Por cuestiones meramente estéticas, inspiradas en fenotipos o indumentaria, mucha gente se cruza de vereda. El mero aspecto enciende la alarma del peligro. No sería una mala gimnasia ponerse en el lugar de quien es siempre visto de esa manera.

Quien lea estas líneas pensando que las inspira el actual gobierno se equivocaría. No veo que esta gestión vaya a mejorar la realidad sino por el contrario, pero tómeselas como si hubieran estado escritas el 10 de diciembre de 2023.

Quien esté libre de culpa…

Mientras tanto pasamos frente a esa nenita, ese viejo, esa familia…y seguimos como si la escena fuera fantasía. No puedo darle e todos. Qué puedo hacer yo. Es responsabilidad de los que gobiernan… Pensamos eso para alivianar la culpa. Pero no desaparece. Entonces metemos la mano en el bolsillo o compramos una leche y un turrón y le damos algo a ese padre joven con su hija. Y los miramos, les sonreímos, les deseamos feliz año…¡feliz año! le decimos a un pobre tipo que no puede llevar dormir a su hija a una cama. Pero ¡qué le decimos!

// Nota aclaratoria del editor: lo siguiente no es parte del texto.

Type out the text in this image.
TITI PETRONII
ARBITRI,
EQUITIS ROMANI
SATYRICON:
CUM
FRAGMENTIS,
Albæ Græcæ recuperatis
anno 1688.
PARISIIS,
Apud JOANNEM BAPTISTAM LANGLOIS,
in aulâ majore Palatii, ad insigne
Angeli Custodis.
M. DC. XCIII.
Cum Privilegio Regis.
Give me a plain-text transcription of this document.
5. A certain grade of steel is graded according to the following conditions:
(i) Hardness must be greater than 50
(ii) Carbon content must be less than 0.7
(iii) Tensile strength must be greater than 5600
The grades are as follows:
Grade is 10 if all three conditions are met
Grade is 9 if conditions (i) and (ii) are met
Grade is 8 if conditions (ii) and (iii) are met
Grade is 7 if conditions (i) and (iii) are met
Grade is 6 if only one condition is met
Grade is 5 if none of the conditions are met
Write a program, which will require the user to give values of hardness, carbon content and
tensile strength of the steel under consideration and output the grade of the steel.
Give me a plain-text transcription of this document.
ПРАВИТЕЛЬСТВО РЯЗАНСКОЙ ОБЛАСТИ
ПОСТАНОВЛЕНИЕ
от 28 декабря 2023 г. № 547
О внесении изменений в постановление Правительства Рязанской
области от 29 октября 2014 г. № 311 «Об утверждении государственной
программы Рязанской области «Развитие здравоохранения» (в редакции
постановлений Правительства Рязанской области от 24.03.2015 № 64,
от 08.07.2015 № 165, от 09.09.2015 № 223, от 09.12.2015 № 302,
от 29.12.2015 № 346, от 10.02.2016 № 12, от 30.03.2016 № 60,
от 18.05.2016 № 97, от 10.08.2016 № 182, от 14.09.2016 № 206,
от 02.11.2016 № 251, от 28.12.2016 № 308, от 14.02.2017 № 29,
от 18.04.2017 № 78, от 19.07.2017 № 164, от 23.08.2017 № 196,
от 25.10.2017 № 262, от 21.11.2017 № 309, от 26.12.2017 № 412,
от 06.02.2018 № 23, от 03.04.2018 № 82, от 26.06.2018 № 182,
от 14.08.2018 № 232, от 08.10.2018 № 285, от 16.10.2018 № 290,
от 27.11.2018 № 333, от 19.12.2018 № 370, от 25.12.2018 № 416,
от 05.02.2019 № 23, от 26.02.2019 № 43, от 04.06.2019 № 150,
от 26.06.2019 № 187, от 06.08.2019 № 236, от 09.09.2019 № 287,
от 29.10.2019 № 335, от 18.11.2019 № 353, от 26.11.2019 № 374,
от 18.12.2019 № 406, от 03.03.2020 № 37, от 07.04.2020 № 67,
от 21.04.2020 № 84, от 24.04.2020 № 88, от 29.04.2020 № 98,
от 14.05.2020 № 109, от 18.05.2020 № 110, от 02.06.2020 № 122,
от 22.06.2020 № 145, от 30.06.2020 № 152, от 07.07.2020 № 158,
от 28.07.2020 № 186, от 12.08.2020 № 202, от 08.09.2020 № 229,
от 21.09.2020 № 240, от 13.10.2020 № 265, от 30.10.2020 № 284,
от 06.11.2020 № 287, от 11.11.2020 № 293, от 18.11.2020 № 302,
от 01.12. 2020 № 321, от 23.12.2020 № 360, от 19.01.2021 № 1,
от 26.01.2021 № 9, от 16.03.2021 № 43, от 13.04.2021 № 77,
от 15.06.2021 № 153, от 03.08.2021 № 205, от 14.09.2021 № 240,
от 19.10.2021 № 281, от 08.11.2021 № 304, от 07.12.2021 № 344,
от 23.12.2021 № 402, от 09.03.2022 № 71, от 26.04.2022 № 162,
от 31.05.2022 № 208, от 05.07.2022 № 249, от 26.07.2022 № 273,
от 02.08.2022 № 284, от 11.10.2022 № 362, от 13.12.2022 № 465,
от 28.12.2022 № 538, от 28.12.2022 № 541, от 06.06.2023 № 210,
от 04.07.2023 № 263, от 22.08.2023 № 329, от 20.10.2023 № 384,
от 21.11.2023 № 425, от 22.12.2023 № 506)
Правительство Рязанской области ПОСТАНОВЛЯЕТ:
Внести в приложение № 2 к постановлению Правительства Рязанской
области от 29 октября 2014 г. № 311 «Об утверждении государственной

Pero la culpa no desaparece. Es más, se agrava. Porque sentimos que eso no nos costó nada. Lo hicimos para tranquilizar la conciencia, lo que nos enfrenta todavía más a nuestras miserabilidades. Por estos días no es posible caminar la ciudad sin sentirse mitad basura mitad verdugo.

La respuesta a lo insoportable es “la invisibilidad de la pobreza”, como muy bien expresa el artista Kevin Klee con una serie de fotografías que pintan lo que es pasar al lado de niños pobres sin notar su presencia. Una de ellas es la que ilustra estas líneas.